Effectiveness of Lidoderm in Reducing Pain in Post-Op Unilateral Knee Replacement

AUSTIN, TX—Arash Nafissi, DO, and colleagues of Hospital for Joint Disease, New York University, report that placing a topical Lidoderm patch provides an effective adjunct treatment in post-operative pain management. Results were presented at the American Pain Society’s 30th Annual Scientific Meeting.

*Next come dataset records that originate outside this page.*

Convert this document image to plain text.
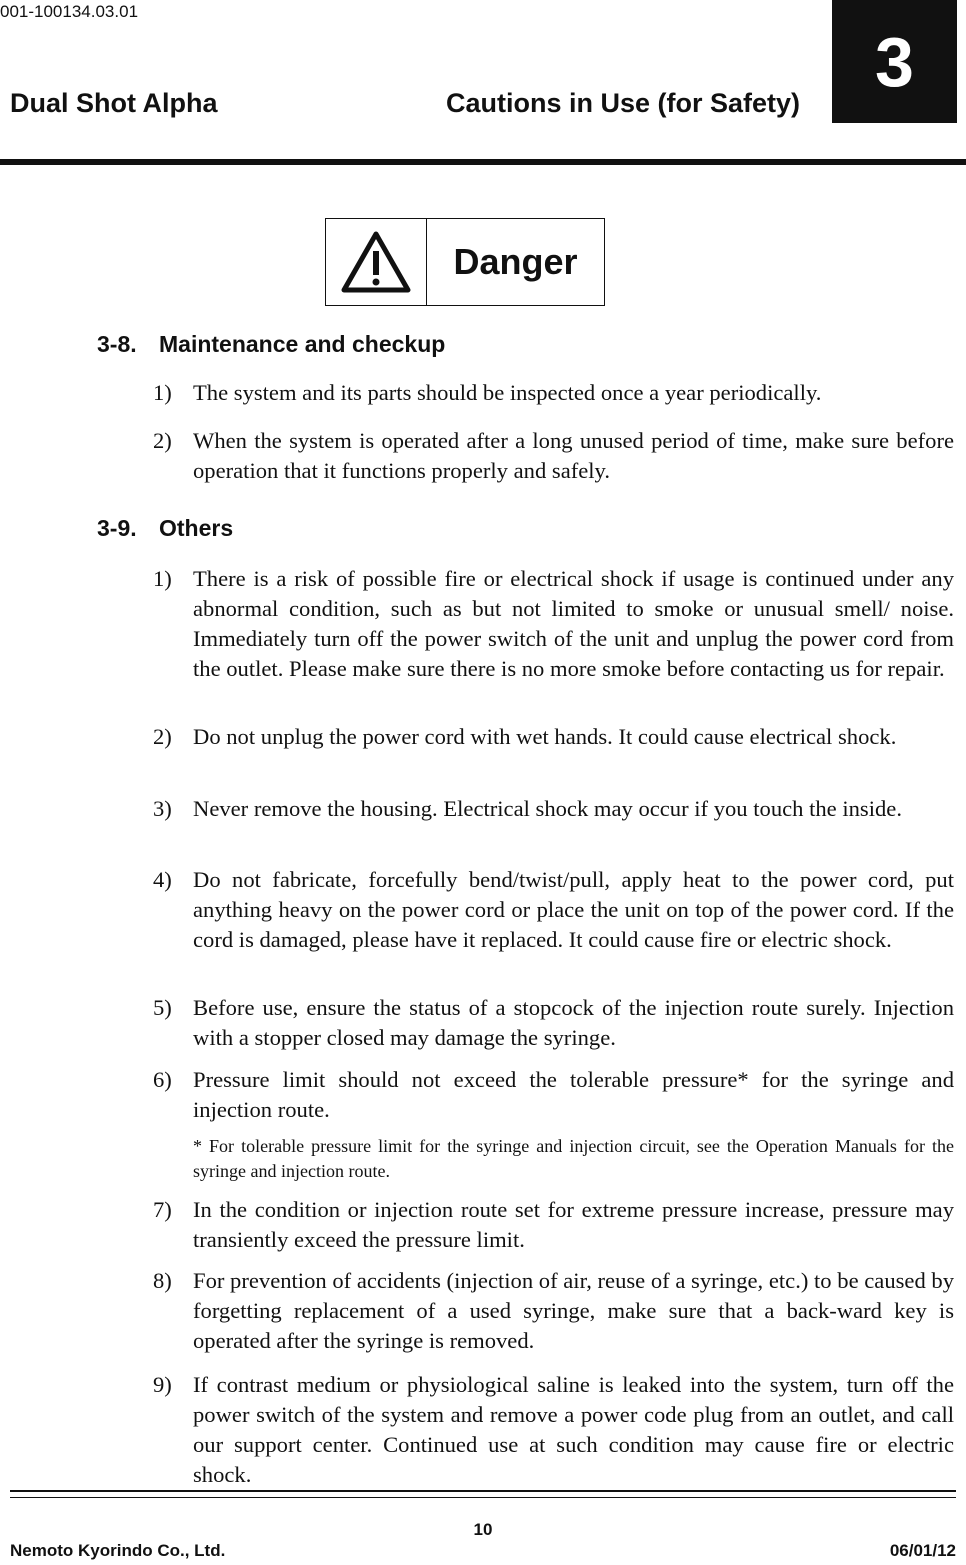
001-100134.03.01
Dual Shot Alpha	Cautions in Use (for Safety)
3
Danger
3-8. Maintenance and checkup
1) The system and its parts should be inspected once a year periodically.
2) When the system is operated after a long unused period of time, make sure before operation that it functions properly and safely.
3-9. Others
1) There is a risk of possible fire or electrical shock if usage is continued under any abnormal condition, such as but not limited to smoke or unusual smell/ noise. Immediately turn off the power switch of the unit and unplug the power cord from the outlet. Please make sure there is no more smoke before contacting us for repair.
2) Do not unplug the power cord with wet hands. It could cause electrical shock.
3) Never remove the housing. Electrical shock may occur if you touch the inside.
4) Do not fabricate, forcefully bend/twist/pull, apply heat to the power cord, put anything heavy on the power cord or place the unit on top of the power cord. If the cord is damaged, please have it replaced. It could cause fire or electric shock.
5) Before use, ensure the status of a stopcock of the injection route surely. Injection with a stopper closed may damage the syringe.
6) Pressure limit should not exceed the tolerable pressure* for the syringe and injection route.
* For tolerable pressure limit for the syringe and injection circuit, see the Operation Manuals for the syringe and injection route.
7) In the condition or injection route set for extreme pressure increase, pressure may transiently exceed the pressure limit.
8) For prevention of accidents (injection of air, reuse of a syringe, etc.) to be caused by forgetting replacement of a used syringe, make sure that a back-ward key is operated after the syringe is removed.
9) If contrast medium or physiological saline is leaked into the system, turn off the power switch of the system and remove a power code plug from an outlet, and call our support center. Continued use at such condition may cause fire or electric shock.
10
Nemoto Kyorindo Co., Ltd.	06/01/12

This randomized, double-blind, placebo-controlled trial was designed to assess the effectiveness of Lidoderm (lidocaine 5%) patch in reducing pain and opioid use in post-operative unilateral knee replacement patients. One Lidoderm or placebo patch was cut in half and placed on either side of the incision of the operated knee, for 12 hours on and 12 hours off each day. Both groups received their regular pain medications as needed, which included acetaminophen/codeine, acetaminophen/hydrocodone, acetaminophen 325mg/oxycodone 5mg (Percocet), hydromorphone, tramadol, or celecoxcib. Pain levels were based on a 10-point numerical analog scale and were assessed daily for seven days.

A total of 87 patients were randomized, 44 in the Lidoderm group and 43 in the placebo group. The mean amount of Percocet used was 24.76 (SD=16.45) in the Lidoderm group and 27.76 (SD=22.35) in the placebo group (P=0.64). The mean amount of Percocet used per day was 3.53 (SD=2.34) in the Lidoderm group and 3.90 (SD=3.21) in the placebo group (P=0.71). The mean decrease in pain scale for the Lidoderm group was 3.01 (SD=2.42) and 2.08 (SD=1.70) for the placebo group, and was significant (P=0.003). No side effects reported.

The investigators concluded that patients using Lidoderm patches had an overall lower pain level that was statistically significant over a seven-day post-operative period. Also, the average total and daily Percocet use was lower in the Lidoderm group.